Building a Research Agent

By David Okpare • August 24, 2025

This weekend I decided to build a multi-agent research system based on Anthropic's approach to demonstrate how these architectures work in practice. The system breaks research queries into focused subtasks, runs specialized agents on each, then synthesizes results into structured reports.

The system uses an orchestrator-worker pattern. The lead agent analyzes queries, breaks them into subtasks, and coordinates subagents. subagents handle focused research areas and return structured findings.

Key benefits:

  • Task separation: Each agent gets a specific research focus
  • Context isolation: subagents maintain dedicated context windows
  • Parallel execution: Multiple research threads run simultaneously

This mirrors Anthropic's multi-agent research system approach and uses the orchestrator-worker pattern treats subagents as intelligent tool calls rather than autonomous agents.

# subagent as intelligent tool calls  
await sub_agent.run("Research current AI agent architectures")

This reframing changes everything. Instead of managing complex inter-agent communication, we have one lead agent that uses other agents as sophisticated, reasoning tools.

The lead agent handles query analysis, task decomposition, and result synthesis. subagents focus on specific research areas and return structured findings with their own context windows.
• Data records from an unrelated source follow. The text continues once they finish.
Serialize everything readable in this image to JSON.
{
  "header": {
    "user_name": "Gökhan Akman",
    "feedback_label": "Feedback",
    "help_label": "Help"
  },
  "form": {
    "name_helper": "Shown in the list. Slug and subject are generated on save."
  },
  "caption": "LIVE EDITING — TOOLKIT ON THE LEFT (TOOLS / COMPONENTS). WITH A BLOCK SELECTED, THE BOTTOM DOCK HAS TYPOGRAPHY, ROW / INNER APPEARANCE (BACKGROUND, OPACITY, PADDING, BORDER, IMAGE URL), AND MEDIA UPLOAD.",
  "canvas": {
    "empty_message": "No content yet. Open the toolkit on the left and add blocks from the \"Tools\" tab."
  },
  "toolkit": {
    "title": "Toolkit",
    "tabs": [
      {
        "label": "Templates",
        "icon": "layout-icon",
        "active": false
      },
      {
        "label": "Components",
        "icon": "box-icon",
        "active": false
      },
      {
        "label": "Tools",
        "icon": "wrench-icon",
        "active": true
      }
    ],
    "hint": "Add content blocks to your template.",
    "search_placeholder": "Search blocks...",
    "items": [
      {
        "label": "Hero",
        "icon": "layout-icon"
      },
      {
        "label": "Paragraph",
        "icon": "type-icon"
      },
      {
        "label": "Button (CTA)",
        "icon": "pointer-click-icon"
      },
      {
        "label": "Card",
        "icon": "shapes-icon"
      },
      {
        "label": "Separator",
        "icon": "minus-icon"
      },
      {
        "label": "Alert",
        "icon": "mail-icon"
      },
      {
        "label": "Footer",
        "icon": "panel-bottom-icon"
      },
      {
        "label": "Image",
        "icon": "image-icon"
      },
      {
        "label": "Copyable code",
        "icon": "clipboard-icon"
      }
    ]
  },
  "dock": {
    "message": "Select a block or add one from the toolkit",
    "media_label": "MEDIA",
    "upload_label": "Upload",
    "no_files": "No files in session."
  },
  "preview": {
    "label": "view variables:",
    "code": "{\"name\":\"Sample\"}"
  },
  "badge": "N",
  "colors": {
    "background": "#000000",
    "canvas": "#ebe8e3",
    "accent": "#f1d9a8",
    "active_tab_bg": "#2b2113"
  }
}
from pydantic_ai import Agent
from models import ResearchReport, SubagentFindings

# lead agent configuration
lead_agent = Agent[DateDeps, ResearchReport](
    model='openai:gpt-4o',
    output_type=ResearchReport,
    output_retries=2,
)

# subagent configuration  
sub_agent = Agent[DateDeps, SubagentFindings](
    model='openai:gpt-4o',
    output_type=SubagentFindings,
    output_retries=2,
)

The orchestration works through a tool called run_subagent where the lead agent provides a list of tasks. These tasks get distributed among subagents and run concurrently, with results gathered and returned to the lead agent as a tool result.

@lead_agent.tool
async def run_subagent(ctx: RunContext[DateDeps], tasks: SubagentTasks):
    """Run subagents concurrently. Each task should be specific and focused."""
    results = await asyncio.gather(
        *[
            sub_agent.run(
                f"Research Task: {task.description}\nFocus Area: {task.focus_area}",
                deps=ctx.deps,
            )
            for task in tasks.tasks
        ]
    )
    return [result.output for result in results]

Execution Strategy

The subagents run concurrently, and each subagent have access to tools designed for concurrent/parallel calls internally.

# each subagent can make multiple searches simultaneously
@sub_agent.tool_plain
async def web_search(query: str, count: int = 10):
    """Search the web for research information."""
    return await search_api(query, count)

@sub_agent.tool_plain  
async def web_fetch(url: str, timeout: int = 30):
    """Fetch content from a specific URL."""
    return await fetch(url, timeout)

Structured Outputs

Using Pydantic models for all agent outputs ensures consistency across multiple agents. When subagents return unstructured text, the lead agent must parse and interpret varying formats, which introduces errors and inconsistency. Structured outputs guarantee that each agent returns data in the expected format, making synthesis reliable. This becomes critical when coordinating multiple agents - the lead agent can confidently access specific fields like key_insights or confidence_level without parsing natural language responses.

class SubagentFindings(BaseModel):
    task_description: str
    summary: str
    key_insights: List[str]
    sources_found: int
    confidence_level: str  # "high", "medium", "low"

class ResearchReport(BaseModel):
    title: str
    executive_summary: str
    sections: List[ResearchSection]
    key_takeaways: List[str]

This approach provides consistent structure across all agents, type safety to catch errors early, streaming support for real-time updates, and predictable integration with frontend components.

Key Insights

Treating subagents as intelligent tool calls creates more reliable coordination than autonomous communication, orchestration through a lead agent works better than distributed decision-making, and structured outputs become critical for consistent agent integration.

Multi-agent orchestration proves ideal for open-ended research questions, tasks requiring multiple information sources, and complex problems with unpredictable subtasks, while single agents remain better suited for well-defined queries, linear workflows, and simple information retrieval.

Implementation

The system is built on Pydantic AI for structured agent outputs, FastAPI for streaming responses, and async processing throughout for efficient coordination. The complete implementation is available at https://github.com/daveokpare/deep-research.

These patterns extend beyond research to any complex, multi-step AI tasks requiring reliable coordination between multiple agents.

Future Work

This project lacks proper citations and comprehensive evaluation metrics comparing single vs multi-agent performance.

Adding evaluation metrics would make this a more complete demo project by measuring research quality, completion time, and accuracy against baselines.